Most disorders found by newborn screening are treatable. Screening for a disorder in its early stages is important so that doctors can start treatment right away. They can also start to closely monitor your child.
Screening is not the same everywhere
Which disorders your baby is tested for will depend on the country, province, or state you live in. Talk to your health care provider about what disorders newborns are screened for in your area.
Most newborns in developed countries are screened for multiple diseases. In Ontario, all newborns are screened to test for treatable disorders.
What happens during the newborn screening test?
A small blood sample is taken from your baby’s heel. This sample is sent to the Newborn Screening Ontario Program and lab to test for several different disorders and diseases.
Different types of conditions
Newborn screening tests can show whether a baby is at high or low risk for many different disorders. There are four main kinds of disorders:
Metabolic diseases: These affect how well the body can break down substances such as fats, sugars, and proteins. If not properly broken down, these substances can build up in the body and cause serious problems.
Endocrine disorders: These affect how well the body can make and control hormones. If a child’s hormones are out of balance, his body cannot function or develop properly.
Blood disorders: If a child has a blood disorder, the body has a hard time producing a protein inside red blood cells. This protein is called hemoglobin. It helps our body carry oxygen and iron. Not having enough hemoglobin causes medical problems such as anemia.
Cystic fibrosis: This disease causes the body to produce abnormally thick mucus. Mucus usually builds up inside the lungs and digestive system. This causes lung infections and problems absorbing important nutrients.
In addition, doctors also check your baby’s hearing.
Screening tests show if your baby is high or low risk
Your newborn’s test results help doctors decide whether to run more tests on your baby.
If the results come back negative, it is very unlikely your baby has any of the conditions.
If a screening test shows a problem, it is called a “positive” test result. This does not mean that your baby has a condition. It means that your baby has a high risk for that disorder. To confirm, doctors need to do further tests.
Your baby's treatment can start right away
If this second test confirms the baby has a problem, something can often be done to help. Treatment can often improve a child’s situation both right away and in the longer term. Getting treatment as early as possible will also help your child.
In Ontario, your closest treatment centre arranges follow-up testing for your baby. Your newborn’s screening team in the treatment centre also helps with:
Detailed information about each of the conditions screened for in the province of Ontario, Canada, can be found at: www.newbornscreening.on.ca
Newborn screening is done in the first few days after birth.

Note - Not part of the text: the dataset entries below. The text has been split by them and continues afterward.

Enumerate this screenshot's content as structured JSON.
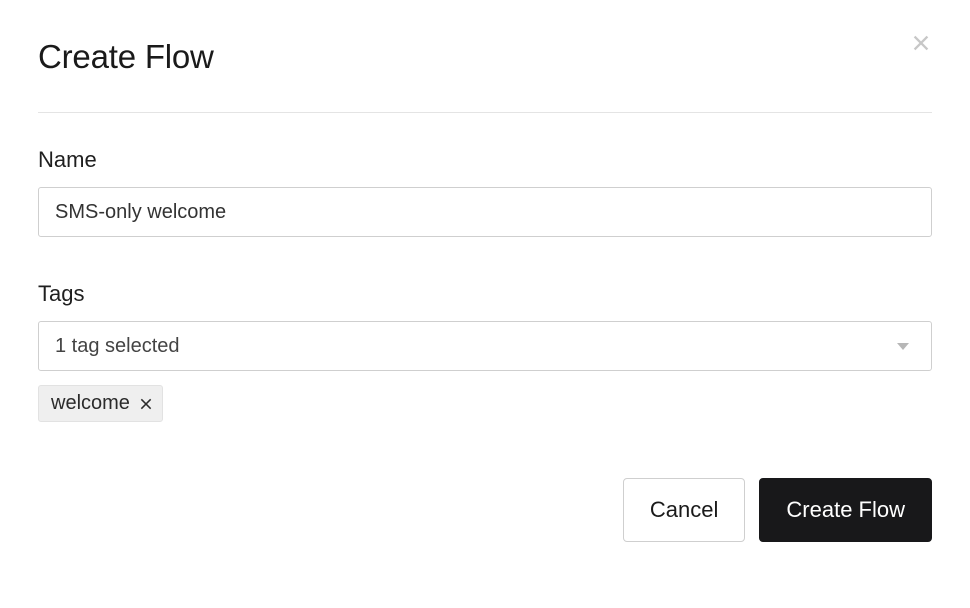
{
  "modal": {
    "title": "Create Flow",
    "name": {
      "label": "Name",
      "value": "SMS-only welcome"
    },
    "tags": {
      "label": "Tags",
      "selected_text": "1 tag selected",
      "chips": [
        {
          "label": "welcome"
        }
      ]
    },
    "actions": {
      "cancel": "Cancel",
      "submit": "Create Flow"
    }
  }
}
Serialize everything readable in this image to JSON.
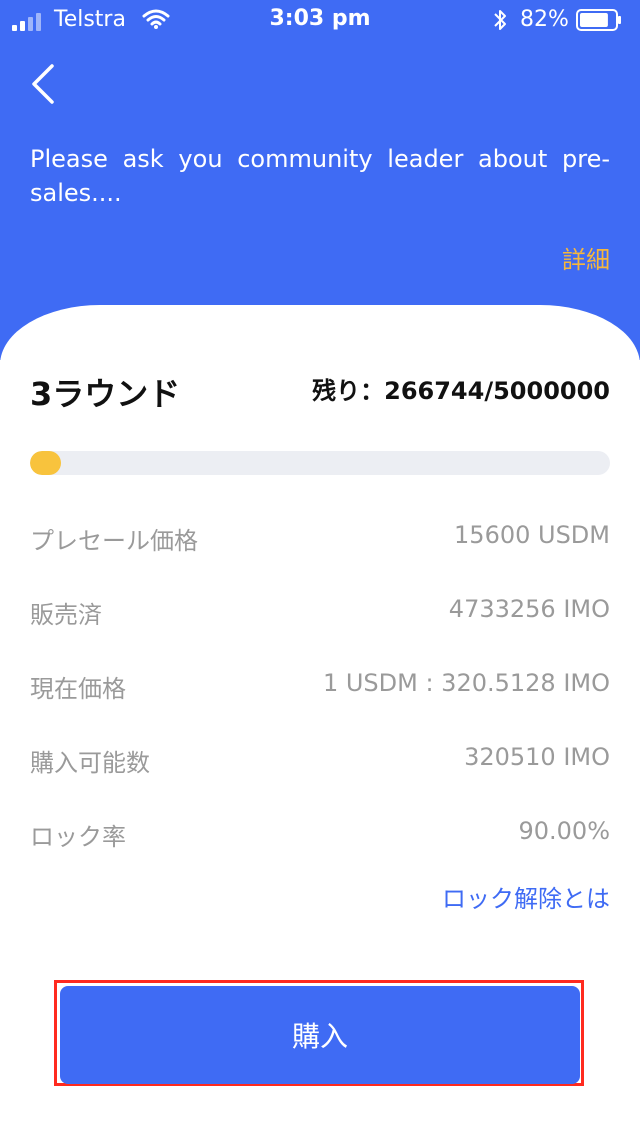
{
  "status_bar": {
    "carrier": "Telstra",
    "time": "3:03 pm",
    "battery": "82%",
    "battery_level": 0.82,
    "icons": [
      "signal-icon",
      "wifi-icon",
      "bluetooth-icon",
      "battery-icon"
    ]
  },
  "header": {
    "back_icon": "chevron-left-icon",
    "notice": "Please ask you community leader about pre-sales....",
    "details_label": "詳細"
  },
  "round": {
    "title": "3ラウンド",
    "remaining": "残り：266744/5000000",
    "progress_fraction": 0.053
  },
  "info": [
    {
      "label": "プレセール価格",
      "value": "15600 USDM"
    },
    {
      "label": "販売済",
      "value": "4733256 IMO"
    },
    {
      "label": "現在価格",
      "value": "1 USDM : 320.5128 IMO"
    },
    {
      "label": "購入可能数",
      "value": "320510 IMO"
    },
    {
      "label": "ロック率",
      "value": "90.00%"
    }
  ],
  "unlock_link": "ロック解除とは",
  "buy_label": "購入",
  "colors": {
    "primary": "#3f6bf4",
    "accent_yellow": "#f8c33d",
    "details_orange": "#f6b73c",
    "highlight_red": "#ff2a1f"
  }
}
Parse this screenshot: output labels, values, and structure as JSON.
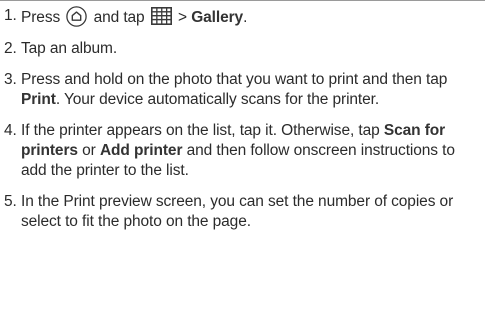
{
  "steps": [
    {
      "number": "1.",
      "parts": [
        "Press",
        "and tap",
        ">",
        "Gallery",
        "."
      ],
      "icons": [
        "home-icon",
        "apps-grid-icon"
      ]
    },
    {
      "number": "2.",
      "text": "Tap an album."
    },
    {
      "number": "3.",
      "before": "Press and hold on the photo that you want to print and then tap",
      "bold": "Print",
      "after": ". Your device automatically scans for the printer."
    },
    {
      "number": "4.",
      "before": "If the printer appears on the list, tap it. Otherwise, tap",
      "bold1": "Scan for printers",
      "mid": "or",
      "bold2": "Add printer",
      "after": "and then follow onscreen instructions to add the printer to the list."
    },
    {
      "number": "5.",
      "text": "In the Print preview screen, you can set the number of copies or select to fit the photo on the page."
    }
  ],
  "colors": {
    "text": "#2b2b2b",
    "rule": "#9a9a9a"
  }
}
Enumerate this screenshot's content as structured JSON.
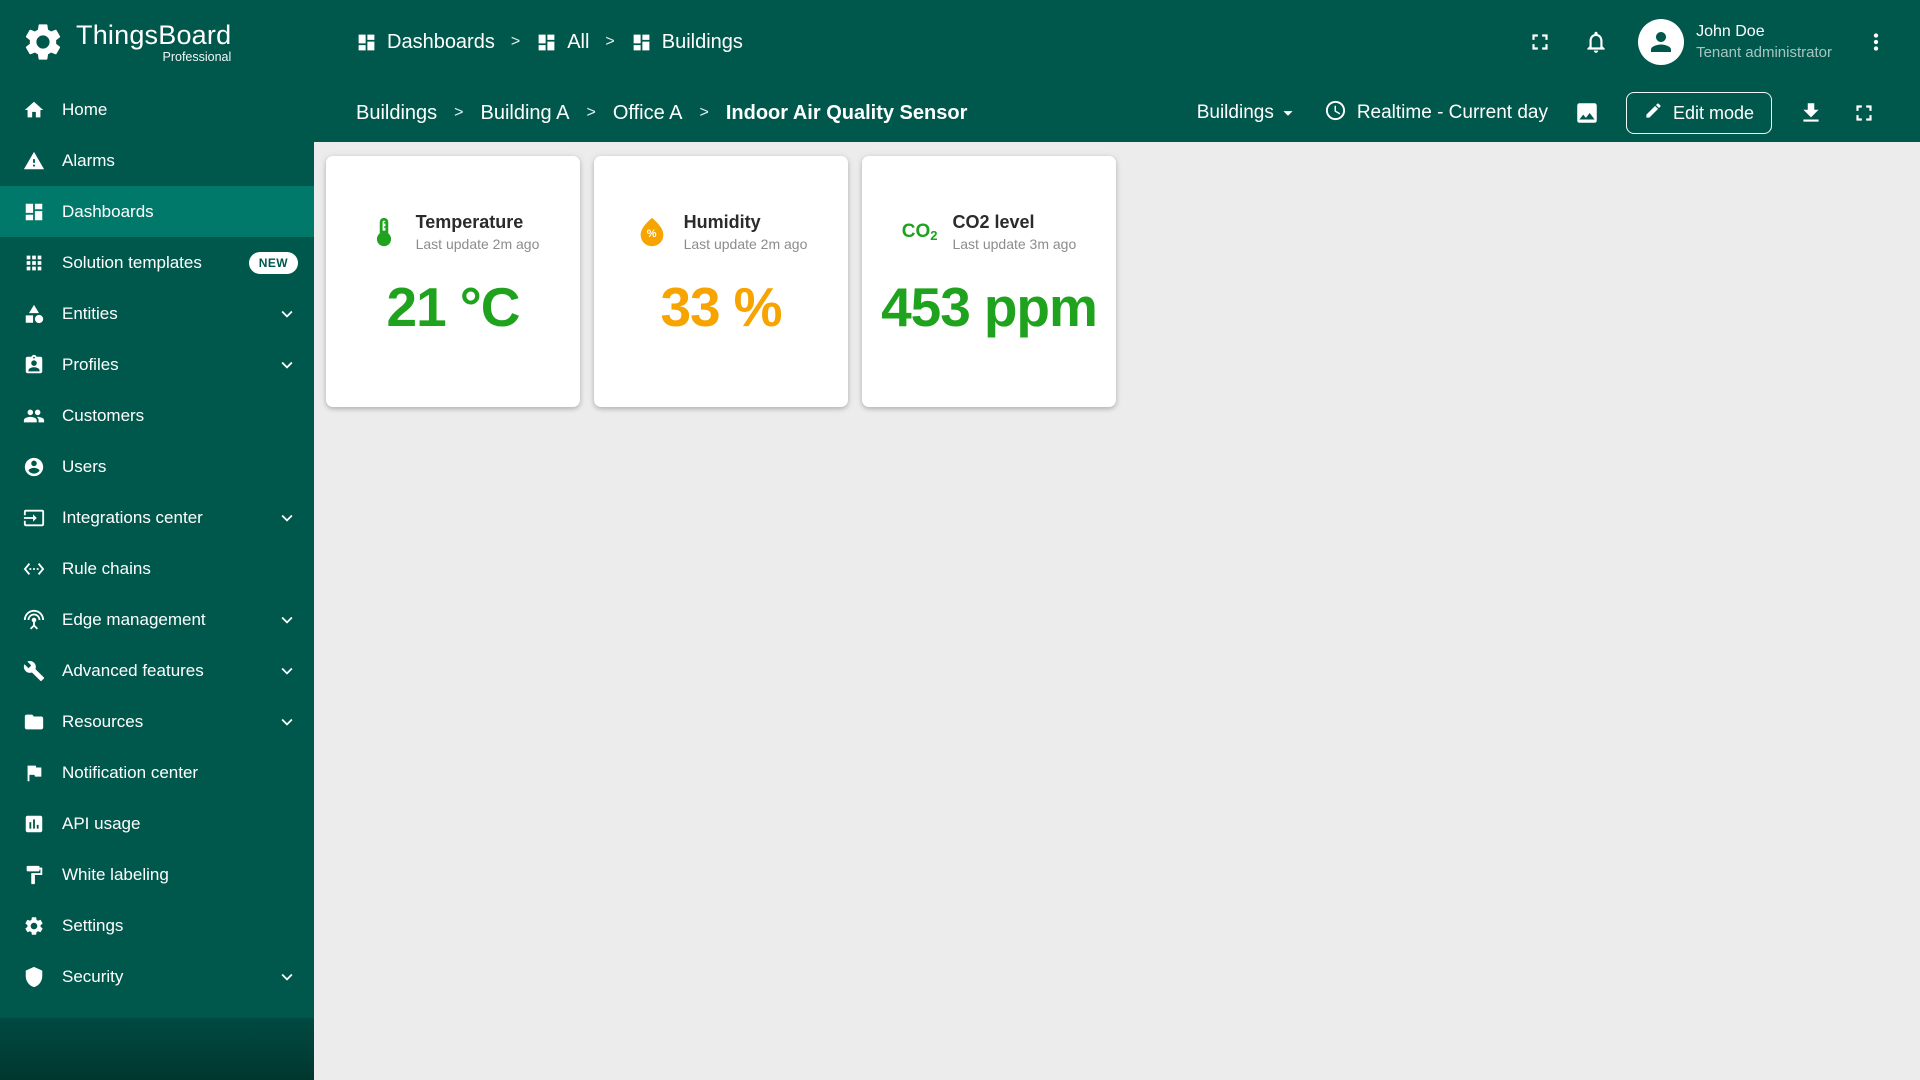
{
  "brand": {
    "name": "ThingsBoard",
    "edition": "Professional"
  },
  "colors": {
    "sidebar": "#00584D",
    "active_item": "#00796B",
    "content_bg": "#ECECEC",
    "green": "#1FA21E",
    "orange": "#F7A300"
  },
  "sidebar": {
    "items": [
      {
        "label": "Home",
        "icon": "home-icon"
      },
      {
        "label": "Alarms",
        "icon": "alarm-warning-icon"
      },
      {
        "label": "Dashboards",
        "icon": "dashboards-icon",
        "active": true
      },
      {
        "label": "Solution templates",
        "icon": "solution-templates-icon",
        "badge": "NEW"
      },
      {
        "label": "Entities",
        "icon": "entities-icon",
        "expandable": true
      },
      {
        "label": "Profiles",
        "icon": "profiles-icon",
        "expandable": true
      },
      {
        "label": "Customers",
        "icon": "customers-icon"
      },
      {
        "label": "Users",
        "icon": "users-icon"
      },
      {
        "label": "Integrations center",
        "icon": "integrations-icon",
        "expandable": true
      },
      {
        "label": "Rule chains",
        "icon": "rule-chains-icon"
      },
      {
        "label": "Edge management",
        "icon": "edge-management-icon",
        "expandable": true
      },
      {
        "label": "Advanced features",
        "icon": "advanced-features-icon",
        "expandable": true
      },
      {
        "label": "Resources",
        "icon": "resources-icon",
        "expandable": true
      },
      {
        "label": "Notification center",
        "icon": "notification-center-icon"
      },
      {
        "label": "API usage",
        "icon": "api-usage-icon"
      },
      {
        "label": "White labeling",
        "icon": "white-labeling-icon"
      },
      {
        "label": "Settings",
        "icon": "settings-icon"
      },
      {
        "label": "Security",
        "icon": "security-icon",
        "expandable": true
      }
    ]
  },
  "topbar": {
    "breadcrumbs": [
      {
        "label": "Dashboards",
        "icon": "dashboards-icon"
      },
      {
        "label": "All",
        "icon": "dashboards-icon"
      },
      {
        "label": "Buildings",
        "icon": "dashboards-icon"
      }
    ],
    "icons": [
      "fullscreen-icon",
      "notifications-bell-icon",
      "avatar-person-icon",
      "kebab-menu-icon"
    ],
    "user": {
      "name": "John Doe",
      "role": "Tenant administrator"
    }
  },
  "toolbar": {
    "breadcrumbs": [
      "Buildings",
      "Building A",
      "Office A",
      "Indoor Air Quality Sensor"
    ],
    "state_select_label": "Buildings",
    "timewindow_label": "Realtime - Current day",
    "edit_button_label": "Edit mode",
    "icons": [
      "dropdown-arrow-icon",
      "clock-icon",
      "image-icon",
      "edit-pencil-icon",
      "download-icon",
      "fullscreen-icon"
    ]
  },
  "misc": {
    "separator": ">"
  },
  "cards": [
    {
      "title": "Temperature",
      "subtitle": "Last update 2m ago",
      "value": "21",
      "unit": "°C",
      "color": "#1FA21E",
      "icon": "thermometer-icon"
    },
    {
      "title": "Humidity",
      "subtitle": "Last update 2m ago",
      "value": "33",
      "unit": "%",
      "color": "#F7A300",
      "icon": "water-drop-icon",
      "icon_symbol": "%"
    },
    {
      "title": "CO2 level",
      "subtitle": "Last update 3m ago",
      "value": "453",
      "unit": "ppm",
      "color": "#1FA21E",
      "icon": "co2-text-icon",
      "icon_main": "CO",
      "icon_sub": "2"
    }
  ]
}
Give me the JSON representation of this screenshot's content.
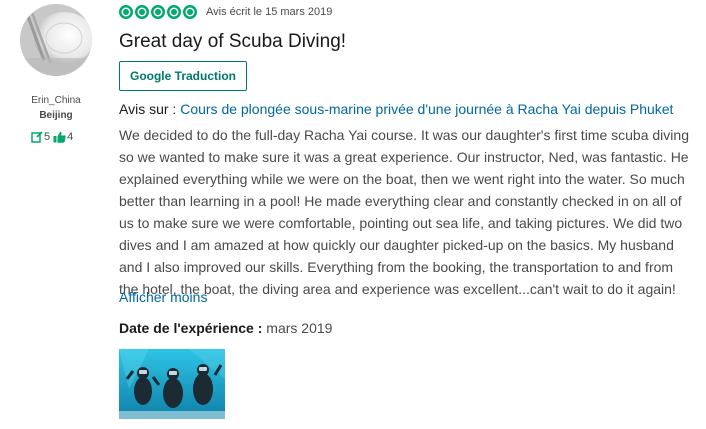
{
  "reviewer": {
    "name": "Erin_China",
    "location": "Beijing",
    "contributions": "5",
    "helpful_votes": "4"
  },
  "review": {
    "rating": 5,
    "date": "Avis écrit le 15 mars 2019",
    "title": "Great day of Scuba Diving!",
    "translate_button": "Google Traduction",
    "about_label": "Avis sur : ",
    "about_link": "Cours de plongée sous-marine privée d'une journée à Racha Yai depuis Phuket",
    "body_lines": [
      "We decided to do the full-day Racha Yai course. It was our daughter's first time scuba diving",
      "so we wanted to make sure it was a great experience. Our instructor, Ned, was fantastic. He",
      "explained everything while we were on the boat, then we went right into the water. So much",
      "better than learning in a pool! He made everything clear and constantly checked in on all of",
      "us to make sure we were comfortable, pointing out sea life, and taking pictures. We did two",
      "dives and I am amazed at how quickly our daughter picked-up on the basics. My husband",
      "and I also improved our skills. Everything from the booking, the transportation to and from",
      "the hotel, the boat, the diving area and experience was excellent...can't wait to do it again!"
    ],
    "show_less": "Afficher moins",
    "experience_label": "Date de l'expérience : ",
    "experience_date": "mars 2019"
  },
  "colors": {
    "bubble": "#00aa6c",
    "link": "#0068a0",
    "button": "#00796b"
  },
  "icons": {
    "contributions": "pencil-icon",
    "helpful": "thumbs-up-icon"
  }
}
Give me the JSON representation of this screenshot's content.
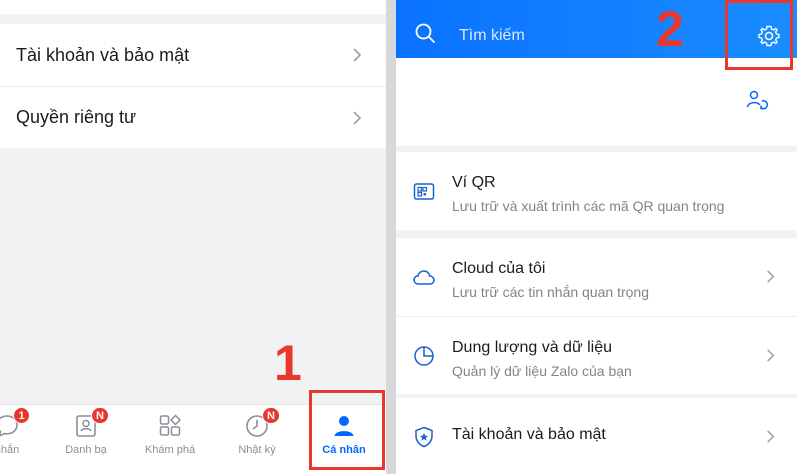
{
  "left": {
    "rows": [
      {
        "label": "Tài khoản và bảo mật"
      },
      {
        "label": "Quyền riêng tư"
      }
    ],
    "bottom_nav": [
      {
        "label": "nhắn",
        "badge": "1",
        "icon": "chat-icon"
      },
      {
        "label": "Danh bạ",
        "badge": "N",
        "icon": "contacts-icon"
      },
      {
        "label": "Khám phá",
        "badge": "",
        "icon": "discover-icon"
      },
      {
        "label": "Nhật ký",
        "badge": "N",
        "icon": "clock-icon"
      },
      {
        "label": "Cá nhân",
        "badge": "",
        "icon": "person-icon",
        "active": true
      }
    ],
    "step_label": "1"
  },
  "right": {
    "search_placeholder": "Tìm kiếm",
    "step_label": "2",
    "items": [
      {
        "title": "Ví QR",
        "subtitle": "Lưu trữ và xuất trình các mã QR quan trọng",
        "icon": "qr-wallet-icon"
      },
      {
        "title": "Cloud của tôi",
        "subtitle": "Lưu trữ các tin nhắn quan trọng",
        "icon": "cloud-icon"
      },
      {
        "title": "Dung lượng và dữ liệu",
        "subtitle": "Quản lý dữ liệu Zalo của bạn",
        "icon": "pie-chart-icon"
      },
      {
        "title": "Tài khoản và bảo mật",
        "subtitle": "",
        "icon": "shield-icon"
      }
    ]
  },
  "colors": {
    "brand_blue": "#0068ff",
    "annotation_red": "#e8372c"
  }
}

Newborn screening uses one blood sample to test for several or many disorders.
The screening process only shows if a baby has a high or low risk for a particular disorder.
If a test result is positive, another test will be done to confirm whether or not the baby has the disorder.
Most disorders found by newborn screening are treatable. Screening for a disorder in its early stages is important so that doctors can start treatment right away.